With Harvard up 27-0 at Cornell’s Schoellkopf Field, Fitzpatrick and the nation’s top offense were just mopping up yet another blowout win, minutes away from improving to a flawless 4-0 start.
“I know exactly what play it was,” Harvard coach Tim Murphy said. “It was a scramble and he just got tossed around. His hand smacked the rock-hard astroturf, and that’s what did it.”
The Crimson’s spry quarterback hustled to the sidelines, cautiously guarding his injured throwing hand, before uttering words which, to that point in his career, would have been unthinkable.
“I can remember it very vividly right now,” Murphy said. “[I said,] ‘You OK?’ ‘I think I did something to my hand.’ For Fitzy to say something like that, I knew something was wrong. So I said, ‘Can you play?’ And he said, ‘I don’t know, I don’t think I can take a snap, but I can go shotgun.’ And right then I knew.”
Fitzpatrick was done for the game and, as it turned out, Harvard was done for the season. Less than a month prior, under the sweltering afternoon sun outside Holy Cross’ Fitton Field, meeting such an inglorious end was the last thing anyone expected.

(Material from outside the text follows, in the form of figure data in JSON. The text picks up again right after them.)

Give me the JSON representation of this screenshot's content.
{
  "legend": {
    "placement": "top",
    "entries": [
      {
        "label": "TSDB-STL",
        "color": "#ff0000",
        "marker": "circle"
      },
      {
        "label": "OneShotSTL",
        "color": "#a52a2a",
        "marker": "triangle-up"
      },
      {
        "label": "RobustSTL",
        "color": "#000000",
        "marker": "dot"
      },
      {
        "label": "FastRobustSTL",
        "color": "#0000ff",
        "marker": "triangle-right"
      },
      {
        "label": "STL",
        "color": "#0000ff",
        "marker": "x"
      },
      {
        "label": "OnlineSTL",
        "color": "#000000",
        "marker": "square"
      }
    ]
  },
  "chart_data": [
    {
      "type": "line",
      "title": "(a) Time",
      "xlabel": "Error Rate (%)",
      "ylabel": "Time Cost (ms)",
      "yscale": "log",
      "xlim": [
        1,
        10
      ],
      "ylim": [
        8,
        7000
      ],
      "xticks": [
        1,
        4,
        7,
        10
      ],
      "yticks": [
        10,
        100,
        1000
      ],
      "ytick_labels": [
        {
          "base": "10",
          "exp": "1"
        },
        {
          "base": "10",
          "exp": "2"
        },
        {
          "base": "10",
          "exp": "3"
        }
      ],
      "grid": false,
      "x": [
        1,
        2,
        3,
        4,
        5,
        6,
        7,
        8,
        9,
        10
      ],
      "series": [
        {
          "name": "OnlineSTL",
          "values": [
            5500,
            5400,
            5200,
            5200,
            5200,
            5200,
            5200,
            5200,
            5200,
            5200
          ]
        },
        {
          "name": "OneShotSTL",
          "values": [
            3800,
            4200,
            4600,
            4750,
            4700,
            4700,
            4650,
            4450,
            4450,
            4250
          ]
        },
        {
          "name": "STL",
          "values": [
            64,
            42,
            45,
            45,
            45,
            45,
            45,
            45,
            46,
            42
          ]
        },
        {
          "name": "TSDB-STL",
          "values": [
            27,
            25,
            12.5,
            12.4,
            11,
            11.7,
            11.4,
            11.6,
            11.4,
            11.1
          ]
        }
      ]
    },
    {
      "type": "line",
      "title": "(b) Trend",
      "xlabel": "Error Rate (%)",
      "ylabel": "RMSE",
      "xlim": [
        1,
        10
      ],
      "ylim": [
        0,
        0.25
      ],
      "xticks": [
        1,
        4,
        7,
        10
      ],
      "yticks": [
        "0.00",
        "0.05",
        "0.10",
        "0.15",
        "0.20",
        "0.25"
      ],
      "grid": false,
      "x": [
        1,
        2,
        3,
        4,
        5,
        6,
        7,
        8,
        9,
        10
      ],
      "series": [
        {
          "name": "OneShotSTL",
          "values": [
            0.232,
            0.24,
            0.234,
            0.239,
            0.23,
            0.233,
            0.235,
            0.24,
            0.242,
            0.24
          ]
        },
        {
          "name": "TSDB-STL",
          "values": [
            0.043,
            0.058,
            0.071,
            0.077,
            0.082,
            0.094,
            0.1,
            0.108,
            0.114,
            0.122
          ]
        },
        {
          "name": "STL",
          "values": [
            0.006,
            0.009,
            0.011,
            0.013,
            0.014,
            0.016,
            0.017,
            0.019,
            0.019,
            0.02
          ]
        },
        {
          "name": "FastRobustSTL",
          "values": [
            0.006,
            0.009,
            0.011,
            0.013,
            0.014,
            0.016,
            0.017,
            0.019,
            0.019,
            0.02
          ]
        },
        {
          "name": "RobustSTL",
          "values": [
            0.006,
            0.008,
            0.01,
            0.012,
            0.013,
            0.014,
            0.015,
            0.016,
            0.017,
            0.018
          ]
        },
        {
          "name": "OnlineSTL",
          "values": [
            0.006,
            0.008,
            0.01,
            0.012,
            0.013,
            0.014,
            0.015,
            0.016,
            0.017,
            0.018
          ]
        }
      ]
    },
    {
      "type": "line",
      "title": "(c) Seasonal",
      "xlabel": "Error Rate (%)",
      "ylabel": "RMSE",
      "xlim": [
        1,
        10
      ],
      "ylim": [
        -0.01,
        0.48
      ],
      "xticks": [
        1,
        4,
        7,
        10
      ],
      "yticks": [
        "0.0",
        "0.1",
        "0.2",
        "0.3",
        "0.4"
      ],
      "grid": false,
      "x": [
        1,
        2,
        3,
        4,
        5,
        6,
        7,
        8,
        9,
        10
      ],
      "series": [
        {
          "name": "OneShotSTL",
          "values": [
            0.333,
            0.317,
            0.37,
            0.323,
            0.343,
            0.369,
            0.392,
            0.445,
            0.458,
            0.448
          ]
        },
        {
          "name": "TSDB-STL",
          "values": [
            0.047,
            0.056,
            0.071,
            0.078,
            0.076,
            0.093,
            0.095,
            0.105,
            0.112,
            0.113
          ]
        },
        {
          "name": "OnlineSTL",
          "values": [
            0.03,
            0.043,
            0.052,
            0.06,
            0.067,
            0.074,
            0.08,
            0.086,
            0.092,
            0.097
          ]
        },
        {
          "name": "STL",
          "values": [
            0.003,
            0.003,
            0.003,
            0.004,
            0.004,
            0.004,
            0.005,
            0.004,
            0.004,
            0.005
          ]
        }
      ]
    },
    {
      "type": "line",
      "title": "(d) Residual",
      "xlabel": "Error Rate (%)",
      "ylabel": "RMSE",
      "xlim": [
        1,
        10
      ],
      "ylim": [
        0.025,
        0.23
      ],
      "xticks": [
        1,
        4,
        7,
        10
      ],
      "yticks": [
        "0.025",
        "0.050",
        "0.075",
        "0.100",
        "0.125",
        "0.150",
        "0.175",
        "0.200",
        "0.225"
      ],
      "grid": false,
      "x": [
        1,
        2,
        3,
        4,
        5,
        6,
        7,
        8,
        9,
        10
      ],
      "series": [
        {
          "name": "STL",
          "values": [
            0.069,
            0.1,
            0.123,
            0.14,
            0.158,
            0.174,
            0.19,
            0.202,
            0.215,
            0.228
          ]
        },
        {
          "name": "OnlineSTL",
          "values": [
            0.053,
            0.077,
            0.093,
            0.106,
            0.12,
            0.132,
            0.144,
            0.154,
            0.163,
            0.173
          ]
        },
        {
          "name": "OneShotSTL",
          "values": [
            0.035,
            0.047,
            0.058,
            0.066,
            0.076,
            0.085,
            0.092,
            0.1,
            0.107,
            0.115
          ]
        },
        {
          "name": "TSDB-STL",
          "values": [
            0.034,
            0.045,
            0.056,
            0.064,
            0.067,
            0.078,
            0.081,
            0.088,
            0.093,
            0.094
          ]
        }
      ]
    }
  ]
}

Silencing disbelievers who dared to think that the offense would lose its luster without Harvard’s all-time leading passer, Neil Rose ’02-’03 and receiver, Carl Morris ’03, Fitzpatrick turned in the single finest game in Crimson history, racking up 471 yards of total offense and three touchdowns.

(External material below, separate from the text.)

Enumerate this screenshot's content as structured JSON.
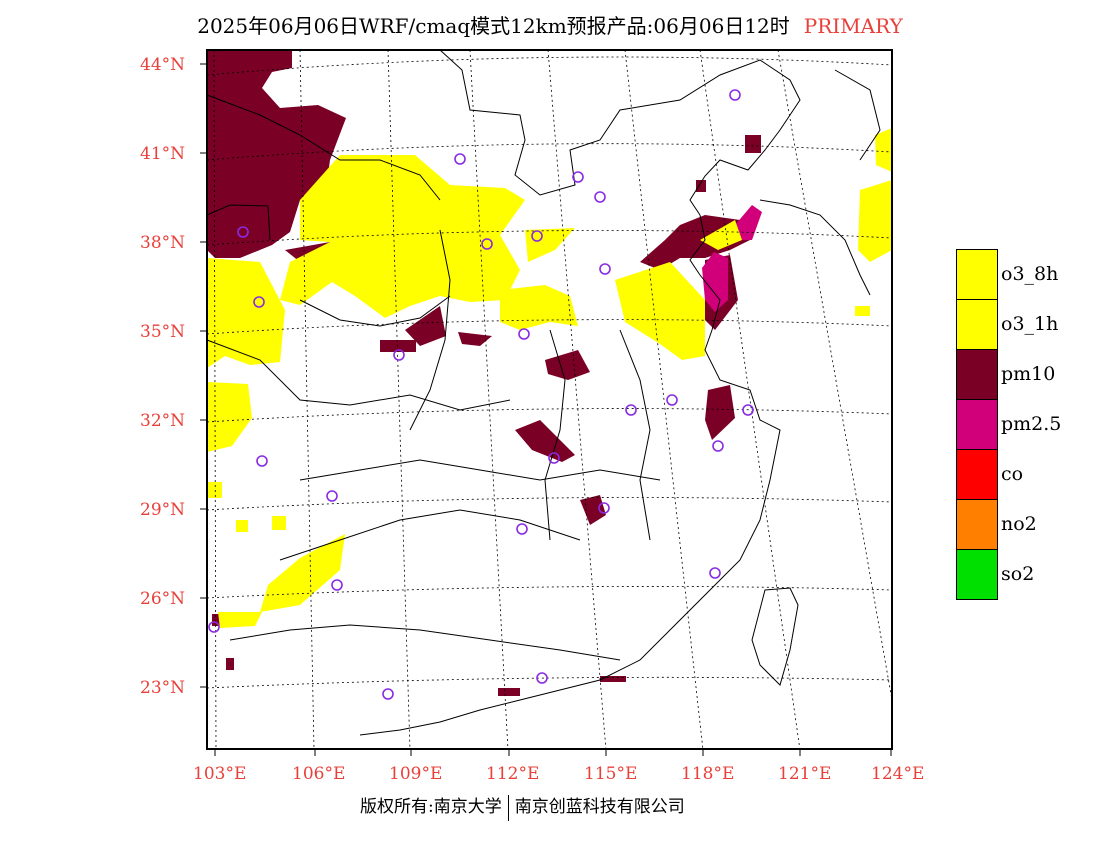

“I haven’t really heard any of these number things,” Fitzpatrick said after the 43-23 win. “But that wasn’t our best game on offense and that’s what is so exciting about this...there are a lot of things we need to shape up and I think we’re going to be a very, unbelievably good offense this year.”
Junior Brian Edwards emerged from obscurity as an untouchable threat out wide, reeling in seven catches for one touchdown and 152 yards, though he easily ran twice as far toying with Crusader defenders by leading them from sideline to sideline, while counterpart Rodney Byrnes nearly crossed the century mark as well. Running backs Ryan Tyler and Clifton Dawson combined for 161 yards and three touchdowns on 35 carries.
No, this team wouldn’t be lacking for offense.
Punishing opposing defenses with its versatility, Harvard posted 150 points in the first four games of the season, propelling Fitzpatrick and Edwards to top quarterback and receiver statistics in the nation.
Through each of the first four contests, the Crimson defenders were nothing short of stifling, holding every opponent below 23 points and then crowning their achievement by shutting out the Big Red.
Captain Dante Balestracci assumed the same menacing form that had terrorized opponents for three years, junior Bobby Everett blossomed alongside him and senior Chris Raftery seamlessly eased into his role at safety.
Even after Fitzpatrick went down to injury, it at first seemed as though Harvard would be able to successfully weather the loss of yet another star player. Junior Garrett Schires filled in admirably, leading the Crimson to comeback victories against Lafayette and Princeton—with a most deserved assist from Dawson, who scored seven touchdowns in the two games on 66 carries for 401 yards.
“We’d come from behind to beat two teams without a really outstanding quarterback in Ryan Fitzpatrick,” Murphy said. “That’s why the next couple of games were such a mystery.”